Once you have it, look up what it actually means:
- Visa publishes their MCC list publicly (search "Visa MCC list")
- Mastercard does the same
- Your processor should be able to tell you exactly what your code is and what category it represents
Then ask yourself: is that the right code for what I actually do? If you're a sit-down restaurant and your code says "5499 — Miscellaneous Food Stores," that's likely wrong.
How to fix it
If you identify a wrong MCC:
- Call your processor and ask to have it updated. This is usually free. The processor may require documentation (a business license, tax return, or statement of services) to support the change.
- Be specific about which code you should have and why. Walking in with "I should be on 5812, not 5499, because I'm a full-service restaurant with table service" is more effective than "I think my code is wrong."
- Verify the change on your next statement. Some processors claim to update MCCs but don't follow through. Check that the new code shows up.
- Ask for a rate adjustment. If you've been on the wrong MCC for a year paying higher rates, you can ask for a credit. Results vary, but some processors will do it for good customers.

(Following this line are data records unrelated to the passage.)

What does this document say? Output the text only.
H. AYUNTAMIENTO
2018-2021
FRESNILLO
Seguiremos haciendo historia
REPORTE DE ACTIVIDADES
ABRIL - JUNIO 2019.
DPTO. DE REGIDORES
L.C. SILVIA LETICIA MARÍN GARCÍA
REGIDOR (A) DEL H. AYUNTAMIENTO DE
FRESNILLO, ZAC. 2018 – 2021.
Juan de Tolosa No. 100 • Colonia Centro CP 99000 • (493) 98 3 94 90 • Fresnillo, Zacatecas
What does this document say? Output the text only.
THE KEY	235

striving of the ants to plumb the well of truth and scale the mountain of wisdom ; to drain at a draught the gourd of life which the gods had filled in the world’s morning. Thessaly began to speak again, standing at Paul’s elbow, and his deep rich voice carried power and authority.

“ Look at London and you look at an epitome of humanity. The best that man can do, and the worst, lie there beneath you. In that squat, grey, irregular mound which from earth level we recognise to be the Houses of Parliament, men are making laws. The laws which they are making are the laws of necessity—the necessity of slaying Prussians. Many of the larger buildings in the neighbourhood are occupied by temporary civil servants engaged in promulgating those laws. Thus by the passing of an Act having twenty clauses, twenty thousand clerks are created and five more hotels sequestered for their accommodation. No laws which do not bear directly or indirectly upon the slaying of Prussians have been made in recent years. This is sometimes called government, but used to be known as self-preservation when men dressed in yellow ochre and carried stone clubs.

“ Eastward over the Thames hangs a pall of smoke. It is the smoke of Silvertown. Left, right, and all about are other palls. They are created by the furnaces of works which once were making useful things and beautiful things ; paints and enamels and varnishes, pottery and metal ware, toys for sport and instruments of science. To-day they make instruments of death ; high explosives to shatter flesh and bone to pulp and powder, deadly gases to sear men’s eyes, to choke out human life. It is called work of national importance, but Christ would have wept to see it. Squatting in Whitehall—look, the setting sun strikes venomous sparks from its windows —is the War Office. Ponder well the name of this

When MCC is strategic, not clerical
For some merchants, choosing the right MCC is a strategic decision that affects pricing, customer rewards, and underwriting. A business that sells both products and services may have legitimate options across multiple codes. In those cases, it's worth talking to your processor about which MCC best represents your business and which offers the best rate structure for your transaction mix.
The bigger picture
MCC is one of those line items on your account that most merchants never think about — and that's exactly why it's worth checking. A wrong code can cost you tens to hundreds of basis points on every transaction, which over a year of processing adds up to real money. Ten minutes of investigation can uncover savings that show up on every statement from now on.